Monaco memang memiliki masalah dalam di seluruh sektor sejak awal musim. Secara statistik semenjak Henry menjabat, baru 4 gol yang dihasilkan dari total 53 shots. Jika dirunut lebih jauh ke belakang sejak awal musim di liga domestik saja, Monaco hanya memiliki tingkat konversi shots sebesar 8% dan tingkat akurasi shots sebesar 38,2%. Bandingkan dengan sang pemuncak klasemen, Paris Saint-Germain, yang memiliki tingkat konversi shots sebesar 23,7% dan tingkat akurasi shots sebesar 58,8% dengan catatan 45 gol yang telah dicetak.
Lini belakang Monaco juga tidak banyak menutupi kekurangan mereka di depan, dengan telah kebobolan 32 gol di seluruh kompetisi. Catatan clean sheet terakhir mereka juga didapat Agustus lalu, ketika bermain tanpa gol menghadapi Lille. Juga rekor kedisiplinan mereka yang buruk sebagai kompensasi mereka bermain agresif, jelas tidak banyak membantu. Sebagai contoh, Samuel Grandsir hanya berada di lapangan selama 2 menit sebelum diusir wasit saat dikalahkan Strasbourg di pertandingan debut Henry sebagai manajer.
Tentunya hal tersebut bukanlah menjadi indikator yang baik bagi kelanjutan karier kepelatihan Henry, terlebih Monaco sendiri sedang dalam performa yang sangat buruk saat ia ditunjuk. Monaco sendiri sebenarnya bukan tempat yang tepat untuk memulai karier kepelatihan. Leonardo Jardim sendiri pernah berkata bahwa tugasnya adalah untuk permanently rebuild; hal yang tidak aneh jika mengingat fakta bahwa hampir setiap musimnya Monaco selalu "digembosi" oleh klub-klub besar di seantero Eropa.
Mulai dari era James Rodriguez, hingga yang teranyar Kylian Mbappe dan Thomas Lemar. Jika melihat lebih jauh lagi, mungkin kita juga patut mempertimbangkan cederanya beberapa pemain andalan seperti Danijel Subasic, Rony Lopes dan Aleksandr Golovin, ditambah para pemain baru yang performanya kurang maksimal seperti Nacer Chadli dan Youri Tielemans, sehingga membuat Henry tidak bisa memaksimalkan skuadnya demi mengangkat Monaco keluar dari zona degradasi.
Memang kalau boleh jujur, Henry tidak banyak memberikan ide-ide revolusioner yang bisa mengangkat performa Monaco.

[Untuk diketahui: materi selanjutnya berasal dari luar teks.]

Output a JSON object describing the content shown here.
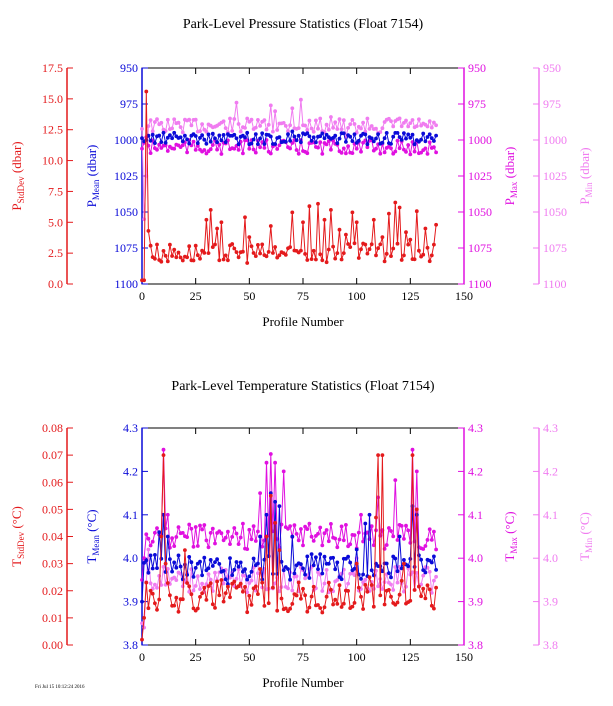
{
  "stamp": "Fri Jul 15 10:12:24 2016",
  "colors": {
    "red": "#e41a1c",
    "blue": "#0a0ad8",
    "magenta": "#e010e0",
    "pink": "#f07cf0",
    "black": "#000000"
  },
  "chart_data": [
    {
      "type": "line",
      "title": "Park-Level Pressure Statistics (Float 7154)",
      "xlabel": "Profile Number",
      "xlim": [
        0,
        150
      ],
      "xticks": [
        "0",
        "25",
        "50",
        "75",
        "100",
        "125",
        "150"
      ],
      "axes": [
        {
          "side": "left-outer",
          "color": "red",
          "label": "P",
          "sub": "StdDev",
          "unit": " (dbar)",
          "lim": [
            0,
            17.5
          ],
          "reversed": false,
          "ticks": [
            "0.0",
            "2.5",
            "5.0",
            "7.5",
            "10.0",
            "12.5",
            "15.0",
            "17.5"
          ]
        },
        {
          "side": "left-inner",
          "color": "blue",
          "label": "P",
          "sub": "Mean",
          "unit": " (dbar)",
          "lim": [
            950,
            1100
          ],
          "reversed": true,
          "ticks": [
            "950",
            "975",
            "1000",
            "1025",
            "1050",
            "1075",
            "1100"
          ]
        },
        {
          "side": "right-inner",
          "color": "magenta",
          "label": "P",
          "sub": "Max",
          "unit": " (dbar)",
          "lim": [
            950,
            1100
          ],
          "reversed": true,
          "ticks": [
            "950",
            "975",
            "1000",
            "1025",
            "1050",
            "1075",
            "1100"
          ]
        },
        {
          "side": "right-outer",
          "color": "pink",
          "label": "P",
          "sub": "Min",
          "unit": " (dbar)",
          "lim": [
            950,
            1100
          ],
          "reversed": true,
          "ticks": [
            "950",
            "975",
            "1000",
            "1025",
            "1050",
            "1075",
            "1100"
          ]
        }
      ],
      "series": [
        {
          "axis": 3,
          "color": "pink",
          "kind": "random",
          "n": 138,
          "base": 990,
          "amp": 5,
          "spikes": [
            [
              1,
              1055
            ],
            [
              2,
              1025
            ],
            [
              44,
              974
            ],
            [
              60,
              976
            ],
            [
              62,
              980
            ],
            [
              70,
              978
            ],
            [
              74,
              972
            ],
            [
              88,
              984
            ],
            [
              95,
              998
            ],
            [
              102,
              992
            ],
            [
              110,
              995
            ],
            [
              120,
              985
            ],
            [
              130,
              990
            ]
          ]
        },
        {
          "axis": 2,
          "color": "magenta",
          "kind": "random",
          "n": 138,
          "base": 1005,
          "amp": 5,
          "spikes": [
            [
              1,
              1002
            ],
            [
              2,
              998
            ],
            [
              58,
              1000
            ],
            [
              110,
              1003
            ],
            [
              118,
              1008
            ],
            [
              125,
              1010
            ]
          ]
        },
        {
          "axis": 1,
          "color": "blue",
          "kind": "random",
          "n": 138,
          "base": 999,
          "amp": 4,
          "spikes": [
            [
              1,
              1001
            ],
            [
              2,
              1000
            ],
            [
              15,
              995
            ],
            [
              40,
              996
            ],
            [
              70,
              994
            ],
            [
              100,
              1002
            ]
          ]
        },
        {
          "axis": 0,
          "color": "red",
          "kind": "random",
          "n": 138,
          "base": 2.5,
          "amp": 0.8,
          "spikes": [
            [
              0,
              0.3
            ],
            [
              1,
              0.3
            ],
            [
              2,
              15.6
            ],
            [
              3,
              4.3
            ],
            [
              4,
              3.1
            ],
            [
              30,
              5.2
            ],
            [
              32,
              6.0
            ],
            [
              35,
              4.5
            ],
            [
              37,
              5.0
            ],
            [
              48,
              5.4
            ],
            [
              50,
              3.8
            ],
            [
              60,
              4.7
            ],
            [
              62,
              3.0
            ],
            [
              70,
              5.8
            ],
            [
              75,
              5.0
            ],
            [
              78,
              6.3
            ],
            [
              82,
              6.5
            ],
            [
              85,
              5.2
            ],
            [
              88,
              6.0
            ],
            [
              92,
              4.4
            ],
            [
              95,
              4.0
            ],
            [
              98,
              5.8
            ],
            [
              100,
              5.0
            ],
            [
              104,
              3.2
            ],
            [
              108,
              5.2
            ],
            [
              112,
              3.8
            ],
            [
              115,
              5.7
            ],
            [
              118,
              6.6
            ],
            [
              120,
              6.2
            ],
            [
              123,
              4.2
            ],
            [
              125,
              3.6
            ],
            [
              128,
              5.9
            ],
            [
              132,
              4.5
            ],
            [
              137,
              4.8
            ]
          ]
        }
      ]
    },
    {
      "type": "line",
      "title": "Park-Level Temperature Statistics (Float 7154)",
      "xlabel": "Profile Number",
      "xlim": [
        0,
        150
      ],
      "xticks": [
        "0",
        "25",
        "50",
        "75",
        "100",
        "125",
        "150"
      ],
      "axes": [
        {
          "side": "left-outer",
          "color": "red",
          "label": "T",
          "sub": "StdDev",
          "unit": " (°C)",
          "lim": [
            0,
            0.08
          ],
          "reversed": false,
          "ticks": [
            "0.00",
            "0.01",
            "0.02",
            "0.03",
            "0.04",
            "0.05",
            "0.06",
            "0.07",
            "0.08"
          ]
        },
        {
          "side": "left-inner",
          "color": "blue",
          "label": "T",
          "sub": "Mean",
          "unit": " (°C)",
          "lim": [
            3.8,
            4.3
          ],
          "reversed": false,
          "ticks": [
            "3.8",
            "3.9",
            "4.0",
            "4.1",
            "4.2",
            "4.3"
          ]
        },
        {
          "side": "right-inner",
          "color": "magenta",
          "label": "T",
          "sub": "Max",
          "unit": " (°C)",
          "lim": [
            3.8,
            4.3
          ],
          "reversed": false,
          "ticks": [
            "3.8",
            "3.9",
            "4.0",
            "4.1",
            "4.2",
            "4.3"
          ]
        },
        {
          "side": "right-outer",
          "color": "pink",
          "label": "T",
          "sub": "Min",
          "unit": " (°C)",
          "lim": [
            3.8,
            4.3
          ],
          "reversed": false,
          "ticks": [
            "3.8",
            "3.9",
            "4.0",
            "4.1",
            "4.2",
            "4.3"
          ]
        }
      ],
      "series": [
        {
          "axis": 3,
          "color": "pink",
          "kind": "random",
          "n": 138,
          "base": 3.95,
          "amp": 0.03,
          "spikes": [
            [
              0,
              3.85
            ],
            [
              1,
              3.84
            ],
            [
              3,
              4.02
            ],
            [
              10,
              3.98
            ],
            [
              55,
              4.05
            ],
            [
              60,
              4.08
            ],
            [
              100,
              4.0
            ],
            [
              120,
              3.98
            ],
            [
              135,
              3.92
            ]
          ]
        },
        {
          "axis": 2,
          "color": "magenta",
          "kind": "random",
          "n": 138,
          "base": 4.05,
          "amp": 0.03,
          "spikes": [
            [
              0,
              3.95
            ],
            [
              1,
              4.0
            ],
            [
              10,
              4.25
            ],
            [
              12,
              4.1
            ],
            [
              55,
              4.15
            ],
            [
              58,
              4.22
            ],
            [
              60,
              4.24
            ],
            [
              62,
              4.22
            ],
            [
              66,
              4.2
            ],
            [
              102,
              4.1
            ],
            [
              110,
              4.14
            ],
            [
              118,
              4.18
            ],
            [
              126,
              4.25
            ],
            [
              128,
              4.2
            ]
          ]
        },
        {
          "axis": 1,
          "color": "blue",
          "kind": "random",
          "n": 138,
          "base": 3.98,
          "amp": 0.03,
          "spikes": [
            [
              0,
              3.9
            ],
            [
              8,
              4.06
            ],
            [
              10,
              4.1
            ],
            [
              12,
              4.05
            ],
            [
              40,
              3.94
            ],
            [
              55,
              4.05
            ],
            [
              58,
              4.1
            ],
            [
              60,
              4.15
            ],
            [
              62,
              4.13
            ],
            [
              64,
              4.12
            ],
            [
              70,
              4.05
            ],
            [
              100,
              4.02
            ],
            [
              104,
              4.08
            ],
            [
              106,
              4.1
            ],
            [
              120,
              4.05
            ],
            [
              126,
              4.12
            ],
            [
              128,
              4.1
            ],
            [
              135,
              3.99
            ]
          ]
        },
        {
          "axis": 0,
          "color": "red",
          "kind": "random",
          "n": 138,
          "base": 0.018,
          "amp": 0.006,
          "spikes": [
            [
              0,
              0.002
            ],
            [
              1,
              0.01
            ],
            [
              4,
              0.02
            ],
            [
              9,
              0.04
            ],
            [
              10,
              0.07
            ],
            [
              11,
              0.03
            ],
            [
              20,
              0.035
            ],
            [
              33,
              0.015
            ],
            [
              55,
              0.028
            ],
            [
              58,
              0.04
            ],
            [
              60,
              0.055
            ],
            [
              62,
              0.045
            ],
            [
              64,
              0.035
            ],
            [
              84,
              0.012
            ],
            [
              100,
              0.03
            ],
            [
              106,
              0.025
            ],
            [
              109,
              0.047
            ],
            [
              110,
              0.07
            ],
            [
              112,
              0.07
            ],
            [
              114,
              0.02
            ],
            [
              122,
              0.03
            ],
            [
              126,
              0.07
            ],
            [
              128,
              0.05
            ],
            [
              133,
              0.022
            ]
          ]
        }
      ]
    }
  ]
}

Jika merujuk pada press conference-nya saat ditunjuk sebagai manajer, Henry mengatakan bahwa ia mencoba unuk melakukan pendekatan yang sama dengan Pep Guardiola, manajernya saat meraih treble winners di musim 2008/09.
Namun dengan kondisi yang ada saat ini apabila tidak mampu memutarbalikkan performa Monaco setidaknya hingga akhir musim, jangankan untuk meniru Guardiola atau bahkan mengikuti jejak Zidane yang bisa memenangi juara Champions League bersama Real Madrid, untuk meniru performa manajer spesialis relegation battle seperti Sam Allardyce dan Alan Pardew saja Henry bisa jadi kesulitan. Dan apabila hal itu terjadi, mungkin gelar pelatih terburuk di Sky Sports bisa jadi akan berpindah tangan dari Gary Neville ke Thierry Henry.